Таким образом, во внутреннем, психическом мире нет раздвоения на субъект и его внутренний опыт, но есть внутренний опыт как субъект внутренней жизни и самая эта жизнь. Другими словами, субъект есть тотальный психический акт, акт, который не прерывается в течение всей жизни, происходит ли она во сне или наяву. Акт, который не прерывается и за пределами этой жизни, с исчезновением всех ее вещей. В этом заключается метафизическая сущность внутренней жизни, та сущность, которой лишен внешний мир, мир объектов.

На мой взгляд, тезис Астафьева о слитности внутренней жизни и ее субъекта лучше всего передают его слова: «Не душевные состояния живут и движутся в душе нашей, но душа наша живет, напрягается и работает в них» [3, с. 352-353].

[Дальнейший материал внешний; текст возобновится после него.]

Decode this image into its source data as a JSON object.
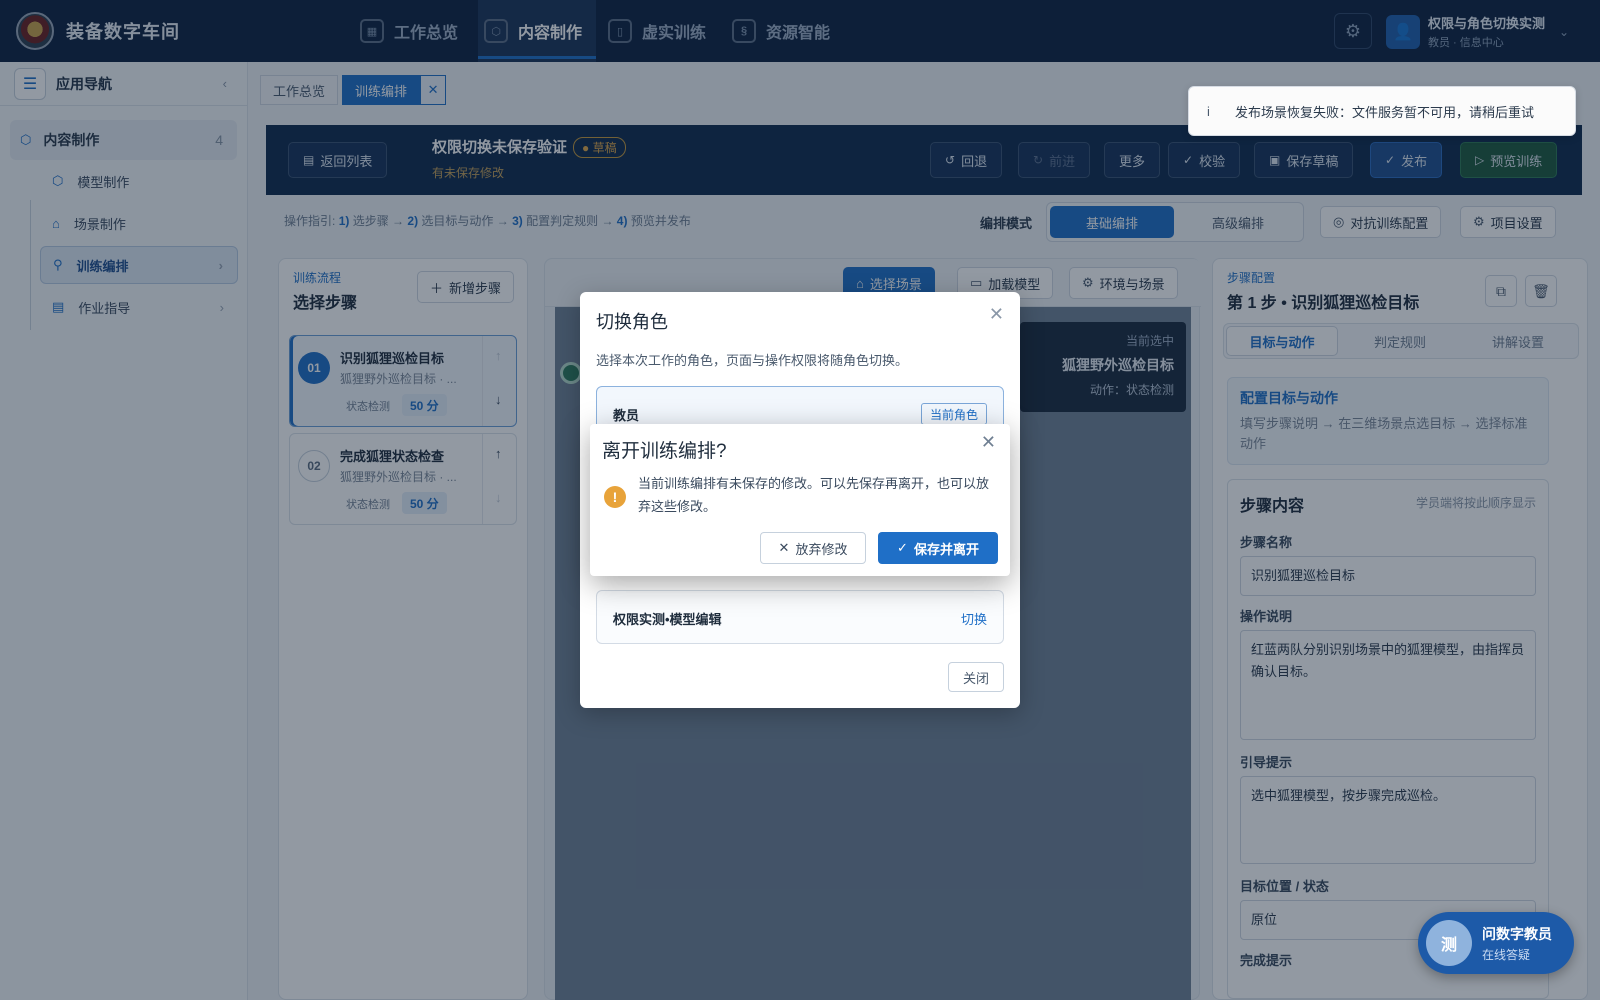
{
  "app": {
    "title": "装备数字车间"
  },
  "topnav": [
    {
      "label": "工作总览",
      "icon": "grid-icon"
    },
    {
      "label": "内容制作",
      "icon": "cube-icon",
      "active": true
    },
    {
      "label": "虚实训练",
      "icon": "book-icon"
    },
    {
      "label": "资源智能",
      "icon": "ai-icon"
    }
  ],
  "user": {
    "name": "权限与角色切换实测",
    "sub": "教员 · 信息中心"
  },
  "sidebar": {
    "title": "应用导航",
    "group": {
      "label": "内容制作",
      "count": "4"
    },
    "items": [
      {
        "label": "模型制作"
      },
      {
        "label": "场景制作"
      },
      {
        "label": "训练编排",
        "active": true
      },
      {
        "label": "作业指导"
      }
    ]
  },
  "tabs": [
    {
      "label": "工作总览"
    },
    {
      "label": "训练编排",
      "active": true
    }
  ],
  "editor": {
    "back_label": "返回列表",
    "doc_title": "权限切换未保存验证",
    "draft_badge": "草稿",
    "unsaved": "有未保存修改",
    "undo": "回退",
    "redo": "前进",
    "more": "更多",
    "validate": "校验",
    "save_draft": "保存草稿",
    "publish": "发布",
    "preview": "预览训练"
  },
  "guide": {
    "prefix": "操作指引:",
    "s1n": "1)",
    "s1": "选步骤 →",
    "s2n": "2)",
    "s2": "选目标与动作 →",
    "s3n": "3)",
    "s3": "配置判定规则 →",
    "s4n": "4)",
    "s4": "预览并发布"
  },
  "mode": {
    "label": "编排模式",
    "basic": "基础编排",
    "advanced": "高级编排"
  },
  "tools": {
    "adversarial": "对抗训练配置",
    "project": "项目设置"
  },
  "steps_panel": {
    "kicker": "训练流程",
    "title": "选择步骤",
    "add": "新增步骤",
    "steps": [
      {
        "num": "01",
        "name": "识别狐狸巡检目标",
        "sub": "狐狸野外巡检目标 · ...",
        "type": "状态检测",
        "score": "50 分"
      },
      {
        "num": "02",
        "name": "完成狐狸状态检查",
        "sub": "狐狸野外巡检目标 · ...",
        "type": "状态检测",
        "score": "50 分"
      }
    ]
  },
  "viewport": {
    "select_scene": "选择场景",
    "load_model": "加载模型",
    "env": "环境与场景",
    "sel_kicker": "当前选中",
    "sel_name": "狐狸野外巡检目标",
    "sel_action": "动作：状态检测"
  },
  "right_panel": {
    "kicker": "步骤配置",
    "title": "第 1 步 • 识别狐狸巡检目标",
    "tabs": [
      "目标与动作",
      "判定规则",
      "讲解设置"
    ],
    "hint_title": "配置目标与动作",
    "hint_desc": "填写步骤说明 → 在三维场景点选目标 → 选择标准动作",
    "section_title": "步骤内容",
    "section_note": "学员端将按此顺序显示",
    "name_label": "步骤名称",
    "name_value": "识别狐狸巡检目标",
    "op_label": "操作说明",
    "op_value": "红蓝两队分别识别场景中的狐狸模型，由指挥员确认目标。",
    "tip_label": "引导提示",
    "tip_value": "选中狐狸模型，按步骤完成巡检。",
    "pos_label": "目标位置 / 状态",
    "pos_value": "原位",
    "done_label": "完成提示"
  },
  "toast": {
    "text": "发布场景恢复失败：文件服务暂不可用，请稍后重试"
  },
  "role_dialog": {
    "title": "切换角色",
    "desc": "选择本次工作的角色，页面与操作权限将随角色切换。",
    "role1": "教员",
    "current_tag": "当前角色",
    "role2": "权限实测•模型编辑",
    "switch_label": "切换",
    "close_label": "关闭"
  },
  "confirm": {
    "title": "离开训练编排?",
    "message": "当前训练编排有未保存的修改。可以先保存再离开，也可以放弃这些修改。",
    "discard": "放弃修改",
    "save_leave": "保存并离开"
  },
  "assistant": {
    "avatar": "测",
    "name": "问数字教员",
    "sub": "在线答疑"
  }
}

В заключение подчеркну. Не буду скрывать, что концепция субъекта у Астафьева представляется мне более перспективной, чем взгляд Страхова на субъект как своего рода «вещь в себе». Но отменяет ли это величие Страхова как мыслителя? По-моему, велик не тот мыслитель, который вообще свободен от ошибок; таких мыслителей никогда не существовало. Суть дела в другом. Ошибки Страхова очевидны на фоне его собственных философских достижений и могут быть исправлены только теми, кто, подобно Астафьеву, усвоил эти достижения. В этом и заключается подлинное величие мыслителя.

 

[1] Я буду следовать Страхову и использовать его термин «объективирование», а не более привычный термин «объективация». Преимущество термина Страхова в том, что он яснее выражает характер акта, а не результата акта.

 

Список литературы

  1. Августин блаж. О граде Божием в двадцати книгах. Т. III М.: Спасо-Преображенский монастырь, 1994. 336 + VIII с.
  2. Астафьев, П.Е. Вера и знание в единстве мировоззрения (опыт критической монадологии). М., 1893. 207 с.
  3. Астафьев, П.Е. К вопросу о свободе воли // О свободе воли. Труды Московского Психологического Общества. Выпуск III. М.: 1889. 360 с.
  4. Астафьев, П.Е. Национальность и общечеловеческие задачи (к русской народной психологии). М., 1890. 47 с.
  5. Бакунин, П.А. Запоздалый голос сороковых годов (по поводу женского вопроса). СПб., 1881. 380 с.
  6. Бакунин, П.А. Основы веры и знания. Изд. второе. М.: Ленанд, 2016. 416 с.
  7. Гадамер, Х.-Г. Истина и метод. Основы философской герменевтики. М.: Прогресс, 1988. 704 с.
  8. Диоген Лаэртский. О жизни, учениях и изречениях знаменитых философов. М.: Мысль, 1979. 620 с.
  9. Памяти К. Н. Леонтьева. СПб., 1911. 424 с.
  10. Розанов, В.В. Литературные изгнанники. Н. Н. Страхов. К. Н. Леонтьев. М.: Республика, 2001. 477 с.
  11. Страхов, Н.Н. Об основных понятиях психологии и физиологии. Изд. второе. СПб., 1894. 317 с.